The man swimming laps next to me in the public pool in Santa Monica paused at the edge of the limpid water and sighed. A fifth-generation Angeleno of Chinese descent, Colin said he’s been driving his two daughters to their activities all over town – today is swim team training — because their nanny won’t.
The nannies will not come out of the house. He said: “It’s like Anne Frank or something.”
The nannies in this town are mostly Hispanic and like so many other Latinos doing important jobs in our community, they’re now living in a state of terror. Because ICE agents will pick up anyone with brown skin, regardless of whether they are legal or not, and sometimes even if they are American. It doesn’t seem to matter.
With their faces obscured, no warrants and no identification, ICE is showing up at the Home Depot. They’re showing up at parks. Car washes. Restaurants. Schools. Colin’s wife is a pediatrician and ICE agents have come into her medical office looking for patients and staff, he said. The other day, Hispanic staff crowded into an examination room and huddled there when agents showed up because ICE is not allowed in the exam rooms.
Not yet anyway.

This is the kind of insanity and terror that’s being spread in our city. According to the Department of Homeland Security, over 1,600 immigrants have been detained in Southern California over a period of more than two weeks as of June 25th. This equates to roughly 101 arrests per day.
In a quest to punish a Democratic majority city – nearly half Latino by last count — and in an obsession to meet made-up quotas to deport undocumented immigrants, the Trump administration has set Los Angeles on edge.
His intent to terrorize our city is working. My local car wash on Sepulveda is closed. The owner said he needs to protect his labor force.
Now the latest is we have ICE wannabes. Local television KTLA reported that on Friday an LA man was arrested for impersonating a federal agent. He had a loaded gun, fake documents, cop gear and a blinking light on his car. No biggie.
“People are staying home. It does feel very scary out there right now,” said immigration attorney Jaclyn Granet, who works closely with entertainment clients.
“It’s incredibly disturbing to witness as a human and also as an immigrant attorney, who works with foreign talent,” she told me. “I support the idea that America is better when we have a global community within our borders. It really feels like this program of mass ICE raids and mass detention is extremely short-sighted… If you’re raiding the farms, the restaurants – how long does it take until a restaurant has to close, or we don’t have this crop or that crop?”
A lawyer friend of mine said she was in Van Nuys on Friday picking up boxes from a storage place and talked to a group of Hispanic men who find work outside the store. They were scared, they told her. “They’re afraid to go out for work right now,” said this friend who did not want to be named. “Their families are staying in their home.”

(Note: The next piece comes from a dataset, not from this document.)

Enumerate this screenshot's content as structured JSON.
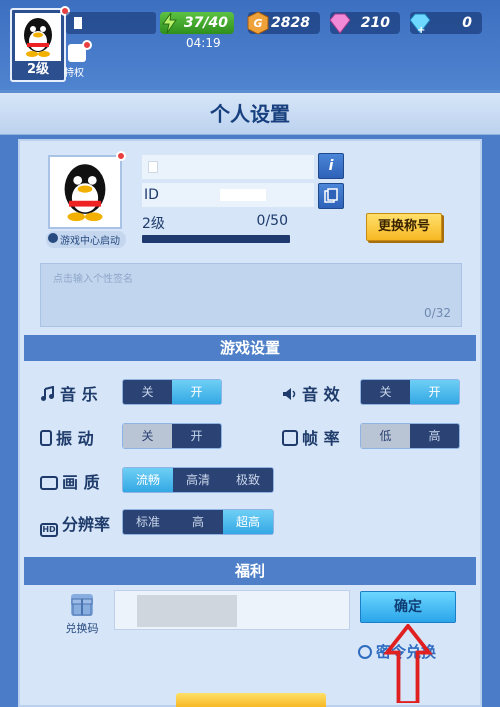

Her housekeeper, who is legal, said people are afraid to leave their houses. Her client told her that her nanny, like Colin’s, won’t leave the house. “Even if they’re legal they’re afraid to take the kids to the park, afraid to take them to school. This is affecting not just the undocumented, it’s affecting people who are legal who have brown skin,” she said.
ICE is operating aggressively all over – from the wealthy west side where many undocumented folks work, to the working class section on the east where many live. If you’re going to Gelson’s watch out. You might see men pull up in one SUV, or several, armed to the hilt and dressed in combat gear surround a young woman no more than 100 lbs or so. That was in Ladera Heights.

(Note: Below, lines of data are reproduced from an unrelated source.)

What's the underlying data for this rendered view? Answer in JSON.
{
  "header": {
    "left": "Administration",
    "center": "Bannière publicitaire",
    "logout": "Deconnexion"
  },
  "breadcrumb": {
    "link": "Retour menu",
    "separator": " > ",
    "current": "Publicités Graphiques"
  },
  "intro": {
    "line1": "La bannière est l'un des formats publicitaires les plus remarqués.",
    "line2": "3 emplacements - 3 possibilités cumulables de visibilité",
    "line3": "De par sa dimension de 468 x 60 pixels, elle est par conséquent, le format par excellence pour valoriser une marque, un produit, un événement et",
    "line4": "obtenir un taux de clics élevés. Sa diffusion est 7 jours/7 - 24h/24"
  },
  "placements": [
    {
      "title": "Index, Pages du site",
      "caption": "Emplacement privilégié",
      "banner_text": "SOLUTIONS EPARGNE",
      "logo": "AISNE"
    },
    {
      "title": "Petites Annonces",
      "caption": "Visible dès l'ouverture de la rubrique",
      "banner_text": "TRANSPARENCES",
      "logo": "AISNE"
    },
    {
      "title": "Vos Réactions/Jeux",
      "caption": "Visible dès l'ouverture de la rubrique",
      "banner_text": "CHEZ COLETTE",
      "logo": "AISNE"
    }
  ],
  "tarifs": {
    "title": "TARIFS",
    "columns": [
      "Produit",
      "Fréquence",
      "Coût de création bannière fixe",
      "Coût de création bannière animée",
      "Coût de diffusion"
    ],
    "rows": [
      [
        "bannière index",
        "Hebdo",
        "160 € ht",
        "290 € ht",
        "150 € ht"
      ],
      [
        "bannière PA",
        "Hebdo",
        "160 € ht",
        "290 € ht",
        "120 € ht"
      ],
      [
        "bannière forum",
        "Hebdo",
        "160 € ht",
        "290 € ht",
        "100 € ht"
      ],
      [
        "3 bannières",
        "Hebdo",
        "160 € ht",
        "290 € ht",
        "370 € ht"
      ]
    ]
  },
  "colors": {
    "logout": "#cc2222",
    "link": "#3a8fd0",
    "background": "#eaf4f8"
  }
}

Here is a video of a full-on military raid–military uniforms, night vision goggles, rifles – descending on a home in Huntington Park where they unceremoniously blast open the door and then we see a young mother with child and toddler in her arms being escorted out.

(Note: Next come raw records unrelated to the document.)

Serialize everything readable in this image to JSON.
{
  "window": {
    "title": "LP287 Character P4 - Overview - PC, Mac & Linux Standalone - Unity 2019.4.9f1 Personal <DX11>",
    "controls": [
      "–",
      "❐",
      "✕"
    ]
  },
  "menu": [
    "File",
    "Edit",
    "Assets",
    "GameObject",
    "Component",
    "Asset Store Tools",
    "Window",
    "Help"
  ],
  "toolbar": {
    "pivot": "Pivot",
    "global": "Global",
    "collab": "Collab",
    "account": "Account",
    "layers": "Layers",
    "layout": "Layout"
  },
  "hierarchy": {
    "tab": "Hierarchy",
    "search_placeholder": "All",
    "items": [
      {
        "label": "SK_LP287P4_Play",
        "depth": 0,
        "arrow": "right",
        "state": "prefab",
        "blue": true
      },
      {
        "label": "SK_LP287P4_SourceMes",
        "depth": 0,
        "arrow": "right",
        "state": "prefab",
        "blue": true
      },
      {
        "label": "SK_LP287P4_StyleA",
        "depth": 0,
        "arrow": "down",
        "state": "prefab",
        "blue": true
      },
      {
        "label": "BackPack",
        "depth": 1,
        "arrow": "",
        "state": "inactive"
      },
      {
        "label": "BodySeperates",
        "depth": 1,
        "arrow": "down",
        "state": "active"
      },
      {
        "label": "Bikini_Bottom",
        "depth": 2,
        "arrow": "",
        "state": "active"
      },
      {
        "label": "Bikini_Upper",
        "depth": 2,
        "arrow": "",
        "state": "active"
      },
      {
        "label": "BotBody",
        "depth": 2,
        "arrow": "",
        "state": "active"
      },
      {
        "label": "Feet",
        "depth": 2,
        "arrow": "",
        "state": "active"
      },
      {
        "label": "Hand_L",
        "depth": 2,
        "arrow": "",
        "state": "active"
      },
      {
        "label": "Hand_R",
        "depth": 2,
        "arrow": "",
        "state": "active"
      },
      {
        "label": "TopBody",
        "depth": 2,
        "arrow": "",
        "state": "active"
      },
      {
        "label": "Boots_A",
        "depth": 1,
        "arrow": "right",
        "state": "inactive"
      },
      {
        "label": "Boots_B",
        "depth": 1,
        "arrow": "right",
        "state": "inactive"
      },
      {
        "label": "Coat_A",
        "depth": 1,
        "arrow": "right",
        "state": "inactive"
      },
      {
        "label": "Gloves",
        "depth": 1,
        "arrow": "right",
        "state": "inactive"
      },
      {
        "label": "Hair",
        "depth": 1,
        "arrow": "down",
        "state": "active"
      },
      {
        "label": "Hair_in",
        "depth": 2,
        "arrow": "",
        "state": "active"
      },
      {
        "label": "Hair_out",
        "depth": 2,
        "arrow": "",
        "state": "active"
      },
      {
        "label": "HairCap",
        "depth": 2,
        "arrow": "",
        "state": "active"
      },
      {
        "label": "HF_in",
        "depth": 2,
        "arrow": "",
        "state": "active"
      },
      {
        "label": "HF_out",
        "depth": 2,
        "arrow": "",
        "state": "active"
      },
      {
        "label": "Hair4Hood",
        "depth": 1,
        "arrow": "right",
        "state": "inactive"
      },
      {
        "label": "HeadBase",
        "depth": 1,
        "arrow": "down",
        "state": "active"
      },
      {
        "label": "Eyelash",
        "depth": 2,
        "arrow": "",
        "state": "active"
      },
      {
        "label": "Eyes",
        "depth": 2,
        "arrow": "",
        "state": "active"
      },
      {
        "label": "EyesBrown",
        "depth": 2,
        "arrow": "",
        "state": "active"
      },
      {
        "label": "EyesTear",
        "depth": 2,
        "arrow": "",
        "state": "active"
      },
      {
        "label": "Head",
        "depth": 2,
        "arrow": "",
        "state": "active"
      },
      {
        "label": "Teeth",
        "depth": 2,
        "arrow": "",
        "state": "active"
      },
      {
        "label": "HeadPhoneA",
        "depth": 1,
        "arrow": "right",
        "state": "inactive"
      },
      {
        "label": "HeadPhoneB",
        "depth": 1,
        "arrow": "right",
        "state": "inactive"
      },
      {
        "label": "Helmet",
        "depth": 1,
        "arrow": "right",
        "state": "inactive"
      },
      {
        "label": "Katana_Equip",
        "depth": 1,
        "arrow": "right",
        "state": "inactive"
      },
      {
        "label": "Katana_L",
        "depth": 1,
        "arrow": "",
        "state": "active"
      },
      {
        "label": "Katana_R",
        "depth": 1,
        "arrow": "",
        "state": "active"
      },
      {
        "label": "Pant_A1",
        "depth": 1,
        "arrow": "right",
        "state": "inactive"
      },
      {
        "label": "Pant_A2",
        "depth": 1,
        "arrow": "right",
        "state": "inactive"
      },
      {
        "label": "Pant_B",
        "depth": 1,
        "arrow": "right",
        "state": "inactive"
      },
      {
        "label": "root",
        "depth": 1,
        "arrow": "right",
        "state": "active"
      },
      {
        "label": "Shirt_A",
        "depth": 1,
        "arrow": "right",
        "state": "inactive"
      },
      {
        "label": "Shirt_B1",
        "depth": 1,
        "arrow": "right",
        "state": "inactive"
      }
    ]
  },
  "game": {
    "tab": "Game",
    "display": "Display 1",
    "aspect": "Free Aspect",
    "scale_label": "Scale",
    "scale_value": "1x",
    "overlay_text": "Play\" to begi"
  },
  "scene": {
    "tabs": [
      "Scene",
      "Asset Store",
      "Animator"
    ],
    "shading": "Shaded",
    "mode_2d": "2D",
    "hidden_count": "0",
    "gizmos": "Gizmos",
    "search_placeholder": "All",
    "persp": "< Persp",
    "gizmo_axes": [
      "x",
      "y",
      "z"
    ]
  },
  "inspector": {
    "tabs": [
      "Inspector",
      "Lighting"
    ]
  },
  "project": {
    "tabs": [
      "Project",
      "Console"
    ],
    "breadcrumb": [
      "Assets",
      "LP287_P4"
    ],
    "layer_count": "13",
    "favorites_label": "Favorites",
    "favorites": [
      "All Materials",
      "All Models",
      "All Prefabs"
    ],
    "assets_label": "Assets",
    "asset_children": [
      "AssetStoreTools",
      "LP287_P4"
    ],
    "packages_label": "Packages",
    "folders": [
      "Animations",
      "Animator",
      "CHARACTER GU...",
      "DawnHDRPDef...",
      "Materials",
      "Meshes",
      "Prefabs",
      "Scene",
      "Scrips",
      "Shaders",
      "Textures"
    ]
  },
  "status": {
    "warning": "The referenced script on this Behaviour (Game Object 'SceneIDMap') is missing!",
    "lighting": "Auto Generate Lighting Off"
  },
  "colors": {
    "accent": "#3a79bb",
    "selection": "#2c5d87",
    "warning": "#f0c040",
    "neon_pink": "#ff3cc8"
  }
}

The overkill is the point.
Colin comes from the fifth generation American family of Chinese origin. He said his family first came here to build the railroads back in the 1800s. His father now lives in South Carolina and is a Trumper. He recalled the discrimination his parents felt, especially during the Second World War (even though they are not Japanese). We both shared our immigrant backgrounds — mine from Ukrainian and Polish descent only two generations in — and wondered aloud: It’s not that hard to imagine the descendants of today’s terrorized Latino population in 20 years from now marveling at the criminality, the inhumanity and the deliberate aggression.
And we all wonder what can be done. For the moment, it seems, not very much.
“Do I think that this level of force is necessary? Absolutely not,” said Granet. “That is part of the chaos and scare tactics meant to be communicated through these raids. Part of Trump’s plan is to create chaos.”